Names and Hexlit overlap for anything in [a-fA-F]*
    e.g.  aaa+bbb could easily describe the sum of two hexlits or the sum of two identifiers
    and I don't see an overarching rationale for prioritizing one or the other:
       so it could come down to a language philosophy decision
     *or* tweak your regular expressions to eliminate the ambiguity,
          like add some unique prefix character(s) for hexlits, e.g. #[0-9a-fA-F]+

Question 2 Context free gramars [14 marks]

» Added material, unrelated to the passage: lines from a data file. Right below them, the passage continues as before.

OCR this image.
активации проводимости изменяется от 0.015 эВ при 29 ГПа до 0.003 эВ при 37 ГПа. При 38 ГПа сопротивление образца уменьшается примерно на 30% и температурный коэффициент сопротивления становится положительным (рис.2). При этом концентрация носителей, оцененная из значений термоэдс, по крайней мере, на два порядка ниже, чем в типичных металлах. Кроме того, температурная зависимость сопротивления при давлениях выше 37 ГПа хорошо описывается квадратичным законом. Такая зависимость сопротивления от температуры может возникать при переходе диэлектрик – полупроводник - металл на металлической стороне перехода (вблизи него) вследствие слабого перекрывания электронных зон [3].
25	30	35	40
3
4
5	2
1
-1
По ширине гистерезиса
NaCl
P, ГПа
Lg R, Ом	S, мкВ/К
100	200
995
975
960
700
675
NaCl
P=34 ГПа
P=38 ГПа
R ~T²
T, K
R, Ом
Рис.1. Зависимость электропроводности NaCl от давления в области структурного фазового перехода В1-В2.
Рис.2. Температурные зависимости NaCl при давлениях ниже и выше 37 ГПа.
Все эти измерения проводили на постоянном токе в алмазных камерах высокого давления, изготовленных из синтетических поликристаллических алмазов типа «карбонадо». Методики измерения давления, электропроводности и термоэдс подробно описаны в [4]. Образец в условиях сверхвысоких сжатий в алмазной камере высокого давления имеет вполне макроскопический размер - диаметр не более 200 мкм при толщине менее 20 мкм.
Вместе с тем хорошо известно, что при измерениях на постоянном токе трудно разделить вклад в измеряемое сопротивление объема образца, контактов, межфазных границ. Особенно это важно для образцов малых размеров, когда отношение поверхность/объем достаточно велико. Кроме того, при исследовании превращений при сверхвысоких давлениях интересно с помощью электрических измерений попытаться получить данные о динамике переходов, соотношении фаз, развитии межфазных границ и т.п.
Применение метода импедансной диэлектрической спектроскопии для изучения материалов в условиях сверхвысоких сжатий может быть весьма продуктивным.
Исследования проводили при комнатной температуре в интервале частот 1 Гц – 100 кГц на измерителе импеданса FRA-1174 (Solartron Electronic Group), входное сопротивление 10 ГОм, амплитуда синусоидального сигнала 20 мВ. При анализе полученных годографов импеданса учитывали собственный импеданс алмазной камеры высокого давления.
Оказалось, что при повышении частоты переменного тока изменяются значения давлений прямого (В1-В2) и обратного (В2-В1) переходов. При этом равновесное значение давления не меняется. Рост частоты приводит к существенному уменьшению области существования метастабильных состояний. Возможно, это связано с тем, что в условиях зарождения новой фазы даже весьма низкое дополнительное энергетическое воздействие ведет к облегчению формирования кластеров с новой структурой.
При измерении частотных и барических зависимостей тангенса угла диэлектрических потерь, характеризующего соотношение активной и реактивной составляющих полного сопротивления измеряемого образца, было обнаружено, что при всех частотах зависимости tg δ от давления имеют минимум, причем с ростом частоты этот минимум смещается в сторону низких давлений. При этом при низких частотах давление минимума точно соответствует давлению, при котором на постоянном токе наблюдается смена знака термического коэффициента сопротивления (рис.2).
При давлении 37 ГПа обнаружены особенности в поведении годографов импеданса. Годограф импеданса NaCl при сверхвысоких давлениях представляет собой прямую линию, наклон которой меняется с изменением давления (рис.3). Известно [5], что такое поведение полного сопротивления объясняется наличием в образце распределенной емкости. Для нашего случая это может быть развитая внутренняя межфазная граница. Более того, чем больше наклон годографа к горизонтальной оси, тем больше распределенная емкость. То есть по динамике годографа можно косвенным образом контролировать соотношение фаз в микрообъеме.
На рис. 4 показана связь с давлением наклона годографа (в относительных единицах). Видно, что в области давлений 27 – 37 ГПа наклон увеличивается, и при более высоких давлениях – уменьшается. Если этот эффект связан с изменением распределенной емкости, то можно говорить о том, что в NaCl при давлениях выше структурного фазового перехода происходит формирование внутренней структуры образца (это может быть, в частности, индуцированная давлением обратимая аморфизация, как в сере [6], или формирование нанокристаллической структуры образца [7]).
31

Suppose our language has the token set and grammar rules shown below, and we are attempting to parse the expression
    22   +   a   *   19   *   b   +   c

(i) Sketch two different valid parse trees for the expression.

Sample solution

There is a core of the parse tree that is fixed, the ambiguity surfaces in a subtree within in.
The ascii sketch below shows the overall tree then the two different subtree versions.

           expr
          / |  \
      expr PLUS mult
     / |  \        \
 expr PLUS subtree  IDENT
  |                  (c)
 mult
  |
NUMBER
 (22)

       mult                                     mult
     / |   \                                  / |   \
 mult TIMES mult                          mult TIMES mult
  |        / |   \                      /  |  \       |
IDENT  mult TIMES mult              mult TIMES mult  IDENT
 (a)    |           |                |          |     (b)
      NUMBER      IDENT            IDENT      NUMBER
       (19)        (b)              (a)        (19)

(ii) Briefly explain how/why this shows an ambiguity in the grammar and the nature of that ambiguity.

Sample solution
Two structurally different parse trees for the same input in a language is the very definition of ambiguity,
and the importance of the ambiguity in this example is that
one subtree implies the subtree 'meaning' is (a*19)*b while the other implies a*(19*b), resulting in different
intepretations of the correct sequence of computations.

In a more general sense, the rule mult: mult TIMES mult means that in any subexpression
with a sequence of TIMES operators they could justifiably be parsed in any order relative to
one another.

 Tokens
PLUS: "+"
TIMES: "*"
EQ: "="
SEMI: ";"
NUMBER: [0-9]+
IDENT: [a-z]+
 CFG rules
many: one many;
many: one;
one: IDENT EQ expr SEMI;
expr: expr PLUS mult;
expr: mult;
mult: mult TIMES mult;
mult: IDENT;
mult: NUMBER